Mining issue need not be divisiveA recent column by written by Rep. Tom Tiffany, R-Hazelhurst, implies there is only one voice on the mining issue.
By: By State Sen. Bob Jauch, Superior Telegram
A recent column by written by Rep. Tom Tiffany, R-Hazelhurst, implies there is only one voice on the mining issue.
Had he attended listening sessions in Rice Lake, Spooner, Superior and Ashland, he would have found there are many different voices of citizens who all deserve as much right to be at the table as those who agree with him.
Instead of respecting the diversity of views on the complicated and controversial issue of mining, he demonizes the politics of others who choose to disagree and disparages the notion of real consensus because Rep. Tiffany believes that only he knows the truth.
He seems offended that Sen. Dale Schultz, R-Richland Center, and I continue to pursue a conversation with others in search of common ground on an issue that has deeply divided us. His column ridicules others who share a common goal but have a different view.
Democracy thrives when individuals of different interests engage in thoughtful dialogue. The public yearns for bipartisanship. Sen. Schultz and I proved that Republicans and Democrats can work together in a true spirit of compromise. Maintaining an open mind and working together is the Wisconsin way of solving problems.

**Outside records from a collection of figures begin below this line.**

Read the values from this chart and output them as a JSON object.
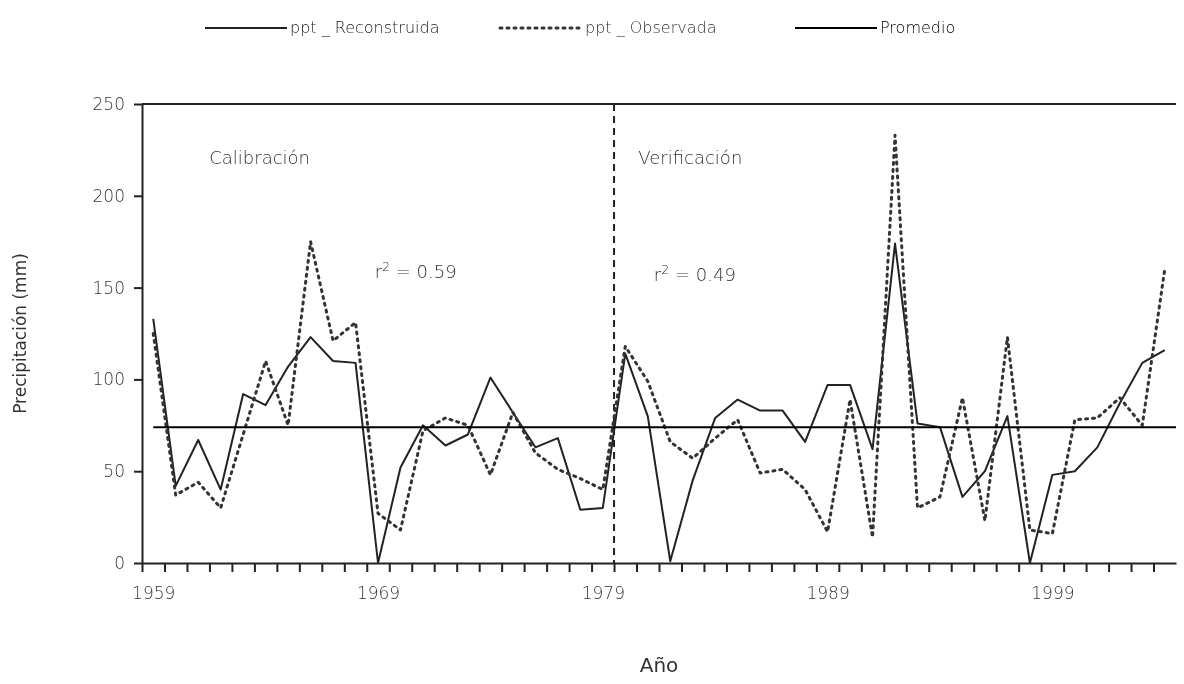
{
  "chart_data": {
    "type": "line",
    "xlabel": "Año",
    "ylabel": "Precipitación (mm)",
    "xlim": [
      1958.5,
      2004.5
    ],
    "ylim": [
      0,
      250
    ],
    "yticks": [
      0,
      50,
      100,
      150,
      200,
      250
    ],
    "xticks": [
      1959,
      1969,
      1979,
      1989,
      1999,
      {
        "value": 1958.5,
        "label": null
      },
      {
        "value": 1959.5,
        "label": null
      },
      {
        "value": 1960.5,
        "label": null
      },
      {
        "value": 1961.5,
        "label": null
      },
      {
        "value": 1962.5,
        "label": null
      },
      {
        "value": 1963.5,
        "label": null
      },
      {
        "value": 1964.5,
        "label": null
      },
      {
        "value": 1965.5,
        "label": null
      },
      {
        "value": 1966.5,
        "label": null
      },
      {
        "value": 1967.5,
        "label": null
      },
      {
        "value": 1968.5,
        "label": null
      },
      {
        "value": 1969.5,
        "label": null
      },
      {
        "value": 1970.5,
        "label": null
      },
      {
        "value": 1971.5,
        "label": null
      },
      {
        "value": 1972.5,
        "label": null
      },
      {
        "value": 1973.5,
        "label": null
      },
      {
        "value": 1974.5,
        "label": null
      },
      {
        "value": 1975.5,
        "label": null
      },
      {
        "value": 1976.5,
        "label": null
      },
      {
        "value": 1977.5,
        "label": null
      },
      {
        "value": 1978.5,
        "label": null
      },
      {
        "value": 1979.5,
        "label": null
      },
      {
        "value": 1980.5,
        "label": null
      },
      {
        "value": 1981.5,
        "label": null
      },
      {
        "value": 1982.5,
        "label": null
      },
      {
        "value": 1983.5,
        "label": null
      },
      {
        "value": 1984.5,
        "label": null
      },
      {
        "value": 1985.5,
        "label": null
      },
      {
        "value": 1986.5,
        "label": null
      },
      {
        "value": 1987.5,
        "label": null
      },
      {
        "value": 1988.5,
        "label": null
      },
      {
        "value": 1989.5,
        "label": null
      },
      {
        "value": 1990.5,
        "label": null
      },
      {
        "value": 1991.5,
        "label": null
      },
      {
        "value": 1992.5,
        "label": null
      },
      {
        "value": 1993.5,
        "label": null
      },
      {
        "value": 1994.5,
        "label": null
      },
      {
        "value": 1995.5,
        "label": null
      },
      {
        "value": 1996.5,
        "label": null
      },
      {
        "value": 1997.5,
        "label": null
      },
      {
        "value": 1998.5,
        "label": null
      },
      {
        "value": 1999.5,
        "label": null
      },
      {
        "value": 2000.5,
        "label": null
      },
      {
        "value": 2001.5,
        "label": null
      },
      {
        "value": 2002.5,
        "label": null
      },
      {
        "value": 2003.5,
        "label": null
      }
    ],
    "x": [
      1959,
      1960,
      1961,
      1962,
      1963,
      1964,
      1965,
      1966,
      1967,
      1968,
      1969,
      1970,
      1971,
      1972,
      1973,
      1974,
      1975,
      1976,
      1977,
      1978,
      1979,
      1980,
      1981,
      1982,
      1983,
      1984,
      1985,
      1986,
      1987,
      1988,
      1989,
      1990,
      1991,
      1992,
      1993,
      1994,
      1995,
      1996,
      1997,
      1998,
      1999,
      2000,
      2001,
      2002,
      2003,
      2004
    ],
    "series": [
      {
        "name": "ppt _ Reconstruida",
        "color": "#222222",
        "line_style": "solid",
        "values": [
          133,
          42,
          67,
          40,
          92,
          86,
          107,
          123,
          110,
          109,
          0,
          52,
          75,
          64,
          70,
          101,
          82,
          63,
          68,
          29,
          30,
          114,
          80,
          1,
          45,
          79,
          89,
          83,
          83,
          66,
          97,
          97,
          62,
          174,
          76,
          74,
          36,
          50,
          80,
          0,
          48,
          50,
          63,
          87,
          109,
          116
        ]
      },
      {
        "name": "ppt _ Observada",
        "color": "#333333",
        "line_style": "dotted",
        "values": [
          125,
          37,
          44,
          30,
          70,
          110,
          75,
          175,
          121,
          131,
          27,
          18,
          72,
          79,
          75,
          48,
          82,
          60,
          51,
          46,
          40,
          118,
          99,
          66,
          57,
          68,
          78,
          49,
          51,
          40,
          17,
          89,
          14,
          233,
          30,
          36,
          90,
          23,
          123,
          18,
          16,
          78,
          79,
          90,
          75,
          160
        ]
      },
      {
        "name": "Promedio",
        "color": "#000000",
        "line_style": "solid",
        "x": [
          1959,
          2004.5
        ],
        "values": [
          74,
          74
        ]
      }
    ],
    "ref_lines": [
      {
        "axis": "x",
        "value": 1979.5,
        "line_style": "dashed",
        "color": "#222222"
      }
    ],
    "annotations": [
      "Calibración",
      "r$^{2}$ = 0.59",
      "Verificación",
      "r$^{2}$ = 0.49"
    ],
    "legend": "top",
    "grid": false,
    "marker": "none"
  }
}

Compromise is not a sin and it is not easy, especially in today’s charged political environment when blame and attack are substitutes for thoughtful conversations.
Comparing our two plans there are seven significant policies in which we completely agree. On six other areas, both plans address similar topics but have different details. Our plan more closely resembles Minnesota mining law but provides much more protection and certainty for taxpayers. Unlike the Assembly plan, our proposal does not allow for mitigation to fill in streams, lakes and rivers. The Assembly plan would invite costly and lengthy litigation that could delay implementation of the law for years.
Rep. Tiffany suggests there is no more room for further compromise. Given the fact that neither he nor his Assembly Republican colleagues were willing to sit down and talk about compromise with me, his statement is hard to comprehend.
Schultz and I believe the proper way to move forward and resolve the complicated mining issue is to reach out to individuals who are not entangled in the hypertensive political debate. We believe the most important political skill isn’t trying to score points by attacking the other side but rather encouraging a respectful conversation that can lead to a consensus.
Some have suggested that it is wrong to include Tim Sullivan, the head of State Mining Association, because he would be too biased.
I have had numerous conversations with him and I am convinced that we share the same goal to adopt a responsible mining law that protects the public voice and preserves environmental policy.
Rep. Tiffany seemed insulted with the suggestion that the head of the Mining Association and former Secretary of DNR George Meyer can listen to each other and determine where there is flexibility to find common ground. They both know the mining issue and regulatory process. In fact, contrary to Rep. Tiffany’s false accusation, George Meyer both permitted and closed a mine when he was DNR Secretary.
Unlike Rep. Tiffany, neither Mr. Sullivan nor Mr. Meyer view the issue as ammunition for the battleground of the next campaign. Neither one is a standard bearer for a political party or ideology. Both have a much more sophisticated understanding of the role of compromise. For a fact, I know that both of them are enthusiastic about recent conversations and are willing to work for a constructive solution.
Solving difficult issues does not need to be treated as political conquest. Wisconsin has a proud tradition of good government in which the best solutions come from open conversation and true collaboration. Throughout our history consensus has been formed on issues far more contentious than mining.
Wisconsin has a proud tradition of good and open government that honors the diverse views of our citizens. Rep. Tiffany is welcome to join in our efforts to continue that tradition if he is willing.
Sen. Bob Jauch, D-Poplar, represents the 25th Senate District in Wisconsin.